1. method that is used for generating automatically a plurality of summaries of multimedia file, this method may further comprise the steps:

Generate first summary of multimedia file, said first summary comprises the segmentation of multimedia file;

Generate at least one second summary of said multimedia file; Said at least one second summary comprises the content that is excluded outside said first summary; Wherein generate at least one second summary and comprise that multimedia file segmentation that comprises in definite first summary that generates and the semantic distance that is excluded between the multimedia file segmentation outside first summary that is generated measure

It is characterized in that: measure according to this, from be excluded the segmentation outside first summary that is generated, select the content of said at least one second summary, so that the content of said at least one second summary semantically is being different from the content of said first summary.

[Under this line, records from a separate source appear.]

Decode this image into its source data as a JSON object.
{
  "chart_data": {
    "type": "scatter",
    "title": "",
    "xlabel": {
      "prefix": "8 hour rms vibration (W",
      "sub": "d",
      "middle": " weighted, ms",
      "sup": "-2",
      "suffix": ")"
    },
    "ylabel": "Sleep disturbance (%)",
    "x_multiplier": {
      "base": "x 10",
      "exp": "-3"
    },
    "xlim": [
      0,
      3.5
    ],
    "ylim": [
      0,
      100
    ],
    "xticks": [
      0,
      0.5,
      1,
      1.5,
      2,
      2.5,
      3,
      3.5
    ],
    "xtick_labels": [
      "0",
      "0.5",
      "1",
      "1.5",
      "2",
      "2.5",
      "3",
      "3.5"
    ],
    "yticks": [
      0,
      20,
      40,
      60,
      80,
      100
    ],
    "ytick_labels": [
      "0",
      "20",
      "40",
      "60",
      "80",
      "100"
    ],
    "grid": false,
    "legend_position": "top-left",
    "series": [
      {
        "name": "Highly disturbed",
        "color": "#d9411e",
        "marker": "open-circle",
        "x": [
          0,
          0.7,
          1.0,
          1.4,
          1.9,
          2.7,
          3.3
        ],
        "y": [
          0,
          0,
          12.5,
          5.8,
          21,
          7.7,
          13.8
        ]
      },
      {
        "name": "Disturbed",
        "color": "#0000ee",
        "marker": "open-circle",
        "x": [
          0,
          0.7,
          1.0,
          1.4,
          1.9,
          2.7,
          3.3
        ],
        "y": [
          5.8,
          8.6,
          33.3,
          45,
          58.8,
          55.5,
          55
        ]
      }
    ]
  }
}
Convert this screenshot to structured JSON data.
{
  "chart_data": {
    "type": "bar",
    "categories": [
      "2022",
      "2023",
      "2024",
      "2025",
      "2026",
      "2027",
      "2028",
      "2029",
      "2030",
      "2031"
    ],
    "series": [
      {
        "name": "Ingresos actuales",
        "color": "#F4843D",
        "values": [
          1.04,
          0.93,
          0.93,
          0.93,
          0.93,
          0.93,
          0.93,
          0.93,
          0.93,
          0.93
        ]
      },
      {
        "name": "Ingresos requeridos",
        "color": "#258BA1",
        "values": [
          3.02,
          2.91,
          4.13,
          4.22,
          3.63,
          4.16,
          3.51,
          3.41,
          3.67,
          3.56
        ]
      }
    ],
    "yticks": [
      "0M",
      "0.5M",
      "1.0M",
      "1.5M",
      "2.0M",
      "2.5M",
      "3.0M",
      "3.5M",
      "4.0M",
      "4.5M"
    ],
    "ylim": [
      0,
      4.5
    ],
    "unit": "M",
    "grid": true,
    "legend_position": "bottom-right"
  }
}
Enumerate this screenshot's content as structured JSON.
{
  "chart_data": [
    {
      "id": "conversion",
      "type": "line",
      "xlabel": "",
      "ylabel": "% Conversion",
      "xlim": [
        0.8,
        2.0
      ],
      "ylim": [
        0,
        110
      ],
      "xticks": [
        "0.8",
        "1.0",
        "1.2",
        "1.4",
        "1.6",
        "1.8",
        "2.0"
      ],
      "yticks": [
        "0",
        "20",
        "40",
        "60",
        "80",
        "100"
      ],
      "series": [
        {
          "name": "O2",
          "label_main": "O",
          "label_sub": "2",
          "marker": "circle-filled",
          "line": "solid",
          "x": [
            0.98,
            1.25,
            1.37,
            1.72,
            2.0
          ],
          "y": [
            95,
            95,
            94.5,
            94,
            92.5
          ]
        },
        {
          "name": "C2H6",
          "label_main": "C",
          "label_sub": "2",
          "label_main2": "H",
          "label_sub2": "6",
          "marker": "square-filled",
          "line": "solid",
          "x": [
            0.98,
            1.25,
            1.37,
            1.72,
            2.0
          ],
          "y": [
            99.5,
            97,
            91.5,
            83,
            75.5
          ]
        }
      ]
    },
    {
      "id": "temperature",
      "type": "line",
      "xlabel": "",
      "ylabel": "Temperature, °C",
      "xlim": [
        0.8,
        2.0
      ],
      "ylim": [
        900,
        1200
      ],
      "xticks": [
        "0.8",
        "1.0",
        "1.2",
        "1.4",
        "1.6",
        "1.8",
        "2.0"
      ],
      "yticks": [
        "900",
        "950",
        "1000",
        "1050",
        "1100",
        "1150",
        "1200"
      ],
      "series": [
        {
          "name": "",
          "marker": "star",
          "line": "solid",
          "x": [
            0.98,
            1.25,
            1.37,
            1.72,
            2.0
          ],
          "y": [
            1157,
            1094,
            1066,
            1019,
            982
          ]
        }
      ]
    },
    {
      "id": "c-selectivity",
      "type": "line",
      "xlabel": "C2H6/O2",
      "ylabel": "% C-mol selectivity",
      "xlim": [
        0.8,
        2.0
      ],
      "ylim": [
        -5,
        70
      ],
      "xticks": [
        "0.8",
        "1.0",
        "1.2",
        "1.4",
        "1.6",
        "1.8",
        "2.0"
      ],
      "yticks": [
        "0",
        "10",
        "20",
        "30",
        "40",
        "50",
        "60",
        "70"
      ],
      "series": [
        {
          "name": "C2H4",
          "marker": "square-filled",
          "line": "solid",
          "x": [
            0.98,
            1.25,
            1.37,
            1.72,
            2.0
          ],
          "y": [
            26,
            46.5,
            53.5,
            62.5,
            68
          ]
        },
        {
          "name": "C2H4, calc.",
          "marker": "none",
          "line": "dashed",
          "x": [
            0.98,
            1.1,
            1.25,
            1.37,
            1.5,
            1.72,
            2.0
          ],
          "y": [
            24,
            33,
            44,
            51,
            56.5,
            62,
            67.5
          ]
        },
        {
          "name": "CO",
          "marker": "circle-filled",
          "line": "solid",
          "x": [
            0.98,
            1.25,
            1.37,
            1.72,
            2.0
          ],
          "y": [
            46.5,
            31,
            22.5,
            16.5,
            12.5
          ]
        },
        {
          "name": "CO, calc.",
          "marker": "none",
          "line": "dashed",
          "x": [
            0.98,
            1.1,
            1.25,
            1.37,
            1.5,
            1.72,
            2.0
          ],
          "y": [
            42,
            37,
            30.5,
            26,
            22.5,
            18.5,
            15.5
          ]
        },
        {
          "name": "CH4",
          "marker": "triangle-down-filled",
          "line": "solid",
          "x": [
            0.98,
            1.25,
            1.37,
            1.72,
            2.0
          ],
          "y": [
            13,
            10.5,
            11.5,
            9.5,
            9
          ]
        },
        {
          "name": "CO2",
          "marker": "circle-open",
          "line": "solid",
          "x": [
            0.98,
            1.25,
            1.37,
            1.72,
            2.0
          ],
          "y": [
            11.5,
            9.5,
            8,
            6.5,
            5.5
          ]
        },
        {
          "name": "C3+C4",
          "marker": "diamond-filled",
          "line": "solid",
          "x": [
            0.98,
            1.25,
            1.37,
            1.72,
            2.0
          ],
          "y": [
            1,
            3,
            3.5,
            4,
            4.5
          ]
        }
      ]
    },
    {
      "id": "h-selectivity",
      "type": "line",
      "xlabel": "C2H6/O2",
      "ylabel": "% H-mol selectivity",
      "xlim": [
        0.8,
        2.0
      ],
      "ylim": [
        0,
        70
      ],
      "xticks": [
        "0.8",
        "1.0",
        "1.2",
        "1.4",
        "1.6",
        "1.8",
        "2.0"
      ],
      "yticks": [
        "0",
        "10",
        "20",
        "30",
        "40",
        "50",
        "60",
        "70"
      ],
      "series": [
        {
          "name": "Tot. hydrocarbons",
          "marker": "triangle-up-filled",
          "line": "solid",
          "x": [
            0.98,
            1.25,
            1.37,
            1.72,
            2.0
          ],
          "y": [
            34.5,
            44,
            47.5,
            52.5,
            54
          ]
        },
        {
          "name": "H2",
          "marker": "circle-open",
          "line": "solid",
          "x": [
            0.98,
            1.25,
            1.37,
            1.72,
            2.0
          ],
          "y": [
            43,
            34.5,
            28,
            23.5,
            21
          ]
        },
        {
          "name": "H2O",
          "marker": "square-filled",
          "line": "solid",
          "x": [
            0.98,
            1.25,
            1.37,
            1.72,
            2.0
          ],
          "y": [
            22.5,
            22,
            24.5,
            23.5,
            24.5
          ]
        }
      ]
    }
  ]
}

2. according to the process of claim 1 wherein that said multimedia file is divided into a plurality of segmentations, and the step that generates at least one second summary may further comprise the steps:

Semantic distance is measured the fragmented packets that exceeds threshold value to be contained in said at least one second summary.

3. according to the process of claim 1 wherein that said multimedia file is divided into a plurality of segmentations, and the step that generates at least one second summary may further comprise the steps:

To have the fragmented packets that the highest semantic distance measures is contained in said at least one second summary.

4. according to the process of claim 1 wherein that the step that generates said first and second summaries is that audio frequency and/or video content with said a plurality of segmentations of said multimedia file is the basis.

5. according to the process of claim 1 wherein that semantic distance is from the color histogram distance of said a plurality of segmentations of said multimedia file and/or time gap, to confirm.

6. according to the process of claim 1 wherein that semantic distance is definite from position data and/or personal data and/or object of focus data.

7. according to the method for aforementioned arbitrary claim, wherein this method is further comprising the steps of:

In response to user feedback, select at least one segmentation in said at least one second summary; And

Said selected at least one segmentation is merged in said first summary.

8. according to the method for arbitrary claim among the claim 2-6, the segmentation that wherein is included in said at least one second summary has similar content.

9. according to the method for arbitrary claim among the claim 1-6, wherein a plurality of second summaries according to its with the similarity of the content of said first summary quilt organized so that browse said a plurality of second summary.

10. equipment that is used for generating automatically a plurality of summaries of multimedia file, this equipment comprises:

Be used to generate the device of first summary of multimedia file, said first summary has comprised the segmentation of multimedia file;

Be used to generate the device of at least one second summary of said multimedia file, said at least one second summary has comprised the content that is excluded outside said first summary,

It is characterized in that: the content of said at least one second summary is to select from be excluded the segmentation outside first summary that is generated according to the input of said measurement mechanism, so that it semantically is being different from the content of said first summary.

11. according to the equipment of claim 10, wherein this equipment also comprises:

Be used for said multimedia file is divided into the sectioning of a plurality of segmentations;

And the device that wherein is used for generating at least one second summary of said multimedia file is arranged to be measured the fragmented packets that exceeds threshold value with semantic distance and is contained in said at least one second summary.